Kommentar Moskaus Streit um Libyen: Libyen als Profilschärfer
Russlands Präsident Medwedjew und Premier Putin streiten über die Bomben, die auf Libyen geworfen werden. Nur hohe Schule der Illusionskunst? Wohl eher Wahltaktik.
W estliche Bomben auf Libyen haben in Moskau einen unerwarteten Kollateralschaden verursacht. Präsident Dmitri Medwedjew und Premier Wladimir Putin lasen sich im staatlich kontrollierten TV hochemotional die Leviten. Putin preschte vor und geißelte das westliche Vorgehen in Libyen in Gaddafis Worten als einem "mittelalterlichen Kreuzzug".
Medwedjew konterte sinngemäß, es empfehle sich, erst nachzudenken und dann den Mund aufzumachen. Russland hatte sich im UN-Sicherheitsrat der Stimme enthalten. Entscheidungen solcher Reichweite werden in Moskau grundsätzlich im Konsens getroffen. Kaum vorzustellen, dass Putin nicht gefragt wurde. Der Kremlchef schien die Philippika seines Ziehvaters denn auch wie einen Dolchstoß zu empfinden.
Widersprüche gab und gibt es. Meist waren es Nuancen, die den Eindruck hinterließen, als seien es bewusste Dissonanzen, deren Inszenierung der Überzeugung entgegenwirken sollte, Kremlchef Medwedjew sei nur eine Marionette des "nationalen Liders". Auf diese Weise gelang es auch, unterschiedliche Interessenkartelle einzubinden.
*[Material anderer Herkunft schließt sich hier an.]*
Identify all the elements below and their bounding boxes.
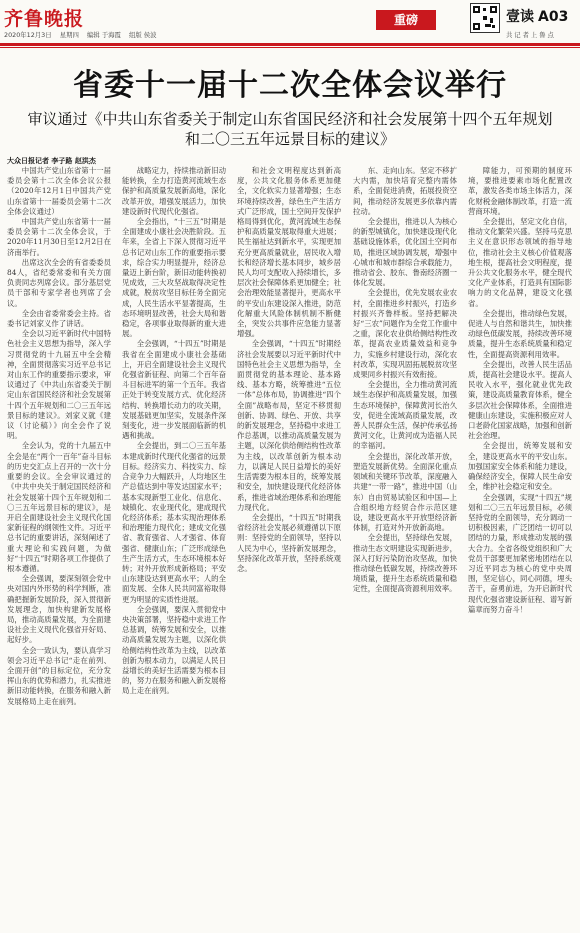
article-paragraph: 全会强调，“十四五”时期经济社会发展要以习近平新时代中国特色社会主义思想为指导，全面贯彻党的基本理论、基本路线、基本方略，统筹推进“五位一体”总体布局，协调推进“四个全面”战略布局，坚定不移贯彻创新、协调、绿色、开放、共享的新发展理念，坚持稳中求进工作总基调，以推动高质量发展为主题，以深化供给侧结构性改革为主线，以改革创新为根本动力，以满足人民日益增长的美好生活需要为根本目的，统筹发展和安全，加快建设现代化经济体系，推进省域治理体系和治理能力现代化。 [237,339,341,512]
article-paragraph: 全会提出，推进以人为核心的新型城镇化，加快建设现代化基础设施体系，优化国土空间布局，推进区域协调发展，增强中心城市和城市群综合承载能力，推动省会、胶东、鲁南经济圈一体化发展。 [353,217,457,288]
headline: 省委十一届十二次全体会议举行 [73,68,507,103]
article-column-4 [353,166,457,928]
article-paragraph: 全会提出，到二〇三五年基本建成新时代现代化强省的远景目标。经济实力、科技实力、综合竞争力大幅跃升，人均地区生产总值达到中等发达国家水平；基本实现新型工业化、信息化、城镇化、农业现代化，建成现代化经济体系；基本实现治理体系和治理能力现代化；建成文化强省、教育强省、人才强省、体育强省、健康山东；广泛形成绿色生产生活方式，生态环境根本好转；对外开放形成新格局；平安山东建设达到更高水平；人的全面发展、全体人民共同富裕取得更为明显的实质性进展。 [122,441,226,604]
article-paragraph: 全会提出，统筹发展和安全，建设更高水平的平安山东。加强国家安全体系和能力建设，确保经济安全，保障人民生命安全，维护社会稳定和安全。 [468,441,572,492]
article-paragraph: 全会提出，坚定文化自信，推动文化繁荣兴盛。坚持马克思主义在意识形态领域的指导地位，推动社会主义核心价值观落地生根，提高社会文明程度，提升公共文化服务水平，健全现代文化产业体系，打造具有国际影响力的文化品牌，建设文化强省。 [468,217,572,308]
article-paragraph: 全会认为，党的十九届五中全会是在“两个一百年”奋斗目标的历史交汇点上召开的一次十分重要的会议。全会审议通过的《中共中央关于制定国民经济和社会发展第十四个五年规划和二〇三五年远景目标的建议》，是开启全面建设社会主义现代化国家新征程的纲领性文件。习近平总书记的重要讲话，深刻阐述了重大理论和实践问题，为做好“十四五”时期各项工作提供了根本遵循。 [7,441,111,573]
subtitle-line-1: 审议通过《中共山东省委关于制定山东省国民经济和社会发展第十四个五年规划 [27,110,553,128]
article-body [7,166,573,928]
article-paragraph: 全会强调，“十四五”时期是我省在全面建成小康社会基础上，开启全面建设社会主义现代化强省新征程、向第二个百年奋斗目标进军的第一个五年。我省正处于转变发展方式、优化经济结构、转换增长动力的攻关期，发展基础更加坚实，发展条件深刻变化，进一步发展面临新的机遇和挑战。 [122,339,226,441]
article-paragraph: 全会提出，“十四五”时期我省经济社会发展必须遵循以下原则：坚持党的全面领导，坚持以人民为中心，坚持新发展理念，坚持深化改革开放，坚持系统观念。 [237,512,341,573]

Moskaus Politikszene ist eine hohe Schule der Verstell- und Illusionskunst. Auch diesmal könnte es so sein.
ist Russland-Korrespondent der taz.
Wären da nicht die Wahlen im nächsten Jahr und beider Wunsch, Präsident zu werden. Wer darf, muss demnächst entschieden werden. Die Eliten sind unzufrieden, während Putin zunehmend deplatziert wirkt und seinem großen Russland nicht gewachsen scheint. Das spürt Medwedjew und wittert eine Chance. Nur reichen seine Kräfte nicht, auch wenn Putin an Kraft verliert.
Klar ist unterdessen, beide haben weder die Kraft, die Macht noch eine Vorstellung davon, wie sie Russland aus gesellschaftlichen Stagnation herausholen könnten. Wie gesagt, nur Nuancen unterscheiden sie.